Australian Women’s Historical Photography: Other Times, Other Views examines the photographs produced by six talented women photographers against the historical backdrop of settler violence towards Indigenous Australians, the First Women’s Movement, the Great War of 1914–1918, Australia’s imperial occupation of New Guinea, the final years of Chinese Nationalist Party rule in China and debates about photography’s status as an art form. Women’s works from the nineteenth and early twentieth centuries have been down-played or even ignored in existing accounts of Australia’s cultural history, and this study is aimed at rectifying this situation. At the same time, the book demonstrates why amateur works are just as important as commercial works to our understanding of the past.
● Methodologically, the book draws on scholarship from history, art history, anthropology, sociology, gender studies and cultural studies to create an interdisciplinary critical framework that will be of interest to a broad range of academic and archival researchers. It is also a framework that is critically sensible of its own groundings in the postcolonial and feminist present thereby reflecting what is meaningful at any given historical moment.
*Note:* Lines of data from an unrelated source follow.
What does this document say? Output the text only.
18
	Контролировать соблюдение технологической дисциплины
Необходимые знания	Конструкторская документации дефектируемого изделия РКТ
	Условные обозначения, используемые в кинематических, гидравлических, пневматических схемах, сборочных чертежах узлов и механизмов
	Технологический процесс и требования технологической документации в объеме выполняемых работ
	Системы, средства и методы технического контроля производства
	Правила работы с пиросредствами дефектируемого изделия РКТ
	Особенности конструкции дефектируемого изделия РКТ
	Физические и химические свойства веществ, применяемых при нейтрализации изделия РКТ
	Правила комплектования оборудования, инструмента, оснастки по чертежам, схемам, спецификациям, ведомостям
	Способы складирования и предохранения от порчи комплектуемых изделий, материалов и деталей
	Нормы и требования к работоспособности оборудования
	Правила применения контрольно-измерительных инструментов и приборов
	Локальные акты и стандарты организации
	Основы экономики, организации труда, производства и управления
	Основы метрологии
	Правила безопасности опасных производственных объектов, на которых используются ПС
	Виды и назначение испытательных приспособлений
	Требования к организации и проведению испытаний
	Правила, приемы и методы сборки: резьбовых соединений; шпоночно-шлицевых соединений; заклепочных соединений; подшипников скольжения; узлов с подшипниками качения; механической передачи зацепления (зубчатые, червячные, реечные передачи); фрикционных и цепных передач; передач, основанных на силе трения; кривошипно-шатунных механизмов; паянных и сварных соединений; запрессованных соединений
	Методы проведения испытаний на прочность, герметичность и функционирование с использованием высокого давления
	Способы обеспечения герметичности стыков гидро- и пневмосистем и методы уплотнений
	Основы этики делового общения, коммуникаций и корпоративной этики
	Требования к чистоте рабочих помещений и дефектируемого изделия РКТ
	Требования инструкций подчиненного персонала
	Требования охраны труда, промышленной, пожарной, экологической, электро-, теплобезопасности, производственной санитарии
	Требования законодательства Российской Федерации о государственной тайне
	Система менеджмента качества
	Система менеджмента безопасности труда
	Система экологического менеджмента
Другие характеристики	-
● Finally, this book responds to the pronounced lack of visibility of Australian realist, documentary and commercial women’s works. The few histories of Australian women’s photography that exist pay more attention to modernist and contemporary works, and when they do mention earlier women photographer’s works, they seldom go into much detail. They also ignore the works of the earliest Indigenous women photographers, women who traveled and made photographs abroad. By presenting a carefully contextualized and detailed study of works by six Australian women photographers who worked in the late colonial era and whose works in all sorts of small and surprising ways chronicled the impacts of some of the periods more disturbing as well as enlightened events, we will not only add to knowledge of Australian women’s photography, we will also broaden and enrich the frames of women’s photography and Australian history more generally.